Yes, they were. But while these cattle were being gathered in April, World War II was still in motion, making shipping across the Atlantic impossible. Heifer Project had animals ready to send and needed to find a place for them. The Brethren Service Committee, which oversaw the Heifer Project, had connections in Puerto Rico. They were in charge of the Civilian Public Service Unit #43, the Brumbaugh Reconstruction Unit. This unit was formed in December 1943 to address community needs of medical care, public health, and social service on this poverty-stricken island.
Rufus King, Director of the Unit, reported in the Gospel Messenger (May 19, 1945):
Puerto Rico is one of the most thickly populated areas in the world.
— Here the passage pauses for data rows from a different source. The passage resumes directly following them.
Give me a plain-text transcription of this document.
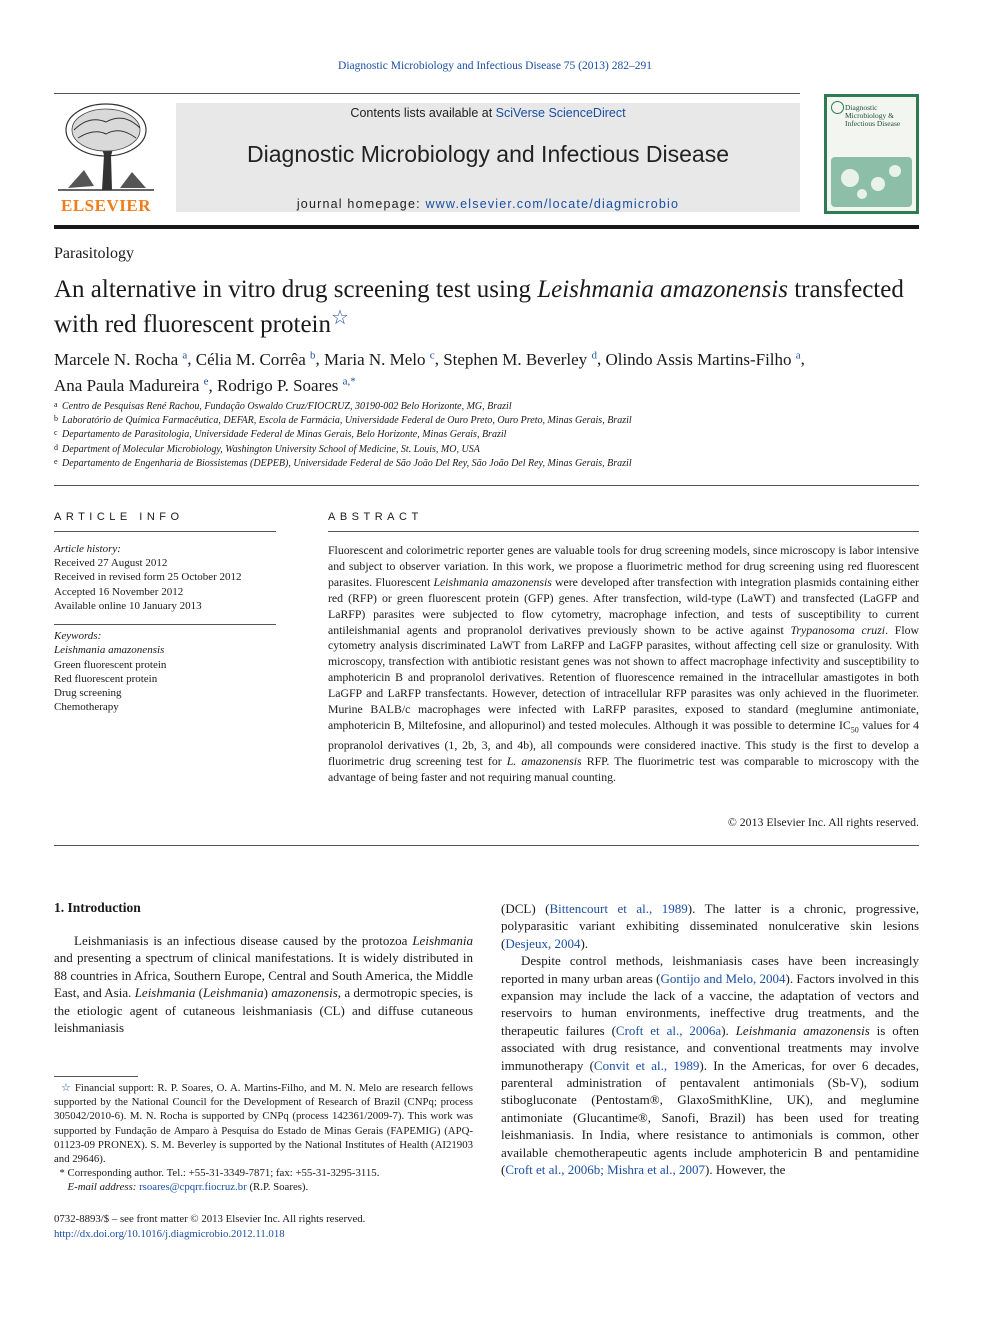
Diagnostic Microbiology and Infectious Disease 75 (2013) 282–291
ELSEVIER
Contents lists available at SciVerse ScienceDirect
Diagnostic Microbiology and Infectious Disease
journal homepage: www.elsevier.com/locate/diagmicrobio
Diagnostic
Microbiology &
Infectious Disease
Parasitology
An alternative in vitro drug screening test using Leishmania amazonensis transfected with red fluorescent protein☆
Marcele N. Rocha $^a$, Célia M. Corrêa $^b$, Maria N. Melo $^c$, Stephen M. Beverley $^d$, Olindo Assis Martins-Filho $^a$,
Ana Paula Madureira $^e$, Rodrigo P. Soares $^{a,*}$
a Centro de Pesquisas René Rachou, Fundação Oswaldo Cruz/FIOCRUZ, 30190-002 Belo Horizonte, MG, Brazil
b Laboratório de Química Farmacêutica, DEFAR, Escola de Farmácia, Universidade Federal de Ouro Preto, Ouro Preto, Minas Gerais, Brazil
c Departamento de Parasitologia, Universidade Federal de Minas Gerais, Belo Horizonte, Minas Gerais, Brazil
d Department of Molecular Microbiology, Washington University School of Medicine, St. Louis, MO, USA
e Departamento de Engenharia de Biossistemas (DEPEB), Universidade Federal de São João Del Rey, São João Del Rey, Minas Gerais, Brazil
ARTICLE INFO
Article history:
Received 27 August 2012
Received in revised form 25 October 2012
Accepted 16 November 2012
Available online 10 January 2013
Keywords:
Leishmania amazonensis
Green fluorescent protein
Red fluorescent protein
Drug screening
Chemotherapy
ABSTRACT
Fluorescent and colorimetric reporter genes are valuable tools for drug screening models, since microscopy is labor intensive and subject to observer variation. In this work, we propose a fluorimetric method for drug screening using red fluorescent parasites. Fluorescent Leishmania amazonensis were developed after transfection with integration plasmids containing either red (RFP) or green fluorescent protein (GFP) genes. After transfection, wild-type (LaWT) and transfected (LaGFP and LaRFP) parasites were subjected to flow cytometry, macrophage infection, and tests of susceptibility to current antileishmanial agents and propranolol derivatives previously shown to be active against Trypanosoma cruzi. Flow cytometry analysis discriminated LaWT from LaRFP and LaGFP parasites, without affecting cell size or granulosity. With microscopy, transfection with antibiotic resistant genes was not shown to affect macrophage infectivity and susceptibility to amphotericin B and propranolol derivatives. Retention of fluorescence remained in the intracellular amastigotes in both LaGFP and LaRFP transfectants. However, detection of intracellular RFP parasites was only achieved in the fluorimeter. Murine BALB/c macrophages were infected with LaRFP parasites, exposed to standard (meglumine antimoniate, amphotericin B, Miltefosine, and allopurinol) and tested molecules. Although it was possible to determine $IC_{50}$ values for 4 propranolol derivatives (1, 2b, 3, and 4b), all compounds were considered inactive. This study is the first to develop a fluorimetric drug screening test for L. amazonensis RFP. The fluorimetric test was comparable to microscopy with the advantage of being faster and not requiring manual counting.
© 2013 Elsevier Inc. All rights reserved.
1. Introduction

Leishmaniasis is an infectious disease caused by the protozoa Leishmania and presenting a spectrum of clinical manifestations. It is widely distributed in 88 countries in Africa, Southern Europe, Central and South America, the Middle East, and Asia. Leishmania (Leishmania) amazonensis, a dermotropic species, is the etiologic agent of cutaneous leishmaniasis (CL) and diffuse cutaneous leishmaniasis

(DCL) (Bittencourt et al., 1989). The latter is a chronic, progressive, polyparasitic variant exhibiting disseminated nonulcerative skin lesions (Desjeux, 2004).

Despite control methods, leishmaniasis cases have been increasingly reported in many urban areas (Gontijo and Melo, 2004). Factors involved in this expansion may include the lack of a vaccine, the adaptation of vectors and reservoirs to human environments, ineffective drug treatments, and the therapeutic failures (Croft et al., 2006a). Leishmania amazonensis is often associated with drug resistance, and conventional treatments may involve immunotherapy (Convit et al., 1989). In the Americas, for over 6 decades, parenteral administration of pentavalent antimonials (Sb-V), sodium stibogluconate (Pentostam®, GlaxoSmithKline, UK), and meglumine antimoniate (Glucantime®, Sanofi, Brazil) has been used for treating leishmaniasis. In India, where resistance to antimonials is common, other available chemotherapeutic agents include amphotericin B and pentamidine (Croft et al., 2006b; Mishra et al., 2007). However, the

☆ Financial support: R. P. Soares, O. A. Martins-Filho, and M. N. Melo are research fellows supported by the National Council for the Development of Research of Brazil (CNPq; process 305042/2010-6). M. N. Rocha is supported by CNPq (process 142361/2009-7). This work was supported by Fundação de Amparo à Pesquisa do Estado de Minas Gerais (FAPEMIG) (APQ-01123-09 PRONEX). S. M. Beverley is supported by the National Institutes of Health (AI21903 and 29646).

* Corresponding author. Tel.: +55-31-3349-7871; fax: +55-31-3295-3115.

E-mail address: rsoares@cpqrr.fiocruz.br (R.P. Soares).

0732-8893/$ – see front matter © 2013 Elsevier Inc. All rights reserved.
http://dx.doi.org/10.1016/j.diagmicrobio.2012.11.018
It has 550 people per square mile; two million people on an island 100 miles long and 35 miles wide. Only 20 per cent of the land is owned or tenanted by individual farmers, although sixty-seven per cent of the population is rural. The result of this situation is extreme poverty, ignorance, disease and malnutrition.
Puerto Rico became the logical place for Heifer Project to send its animals. The Brumbaugh Reconstruction Unit had two projects where cattle were placed, a Brethren project in the mountain village of Castañer and a Mennonite project in the coastal area of La Plata. Both projects had built hospitals. Each project received six heifers and one bull to form the nucleus of a herd to support the hospital work and the CPS workers.
The Brumbaugh Reconstruction Unit worked closely with the Puerto Rican Restoration Administration (PRRA) which helped set up homesteads for farm laborers. Eleven animals from this shipment went to PRRA recipients in the La Plata area. The remaining 25 were distributed to selected Puerto Rican farmers through the Farm Security Administration.
Rufus King summarizes the import of the overall work in Puerto Rico in his Gospel Messenger article:
We know we have only scratched the surface, but we Brethren must give ourselves a fair opportunity to demonstrate what can be done toward building up the body, mind and spirit of a people in one area of Puerto Rico; we must give ourselves a fair chance to see the fruits of our efforts in developing a spirit of initiative and co-operation among a people and in helping them to help themselves. This takes time, more time than the few years of the war period can afford.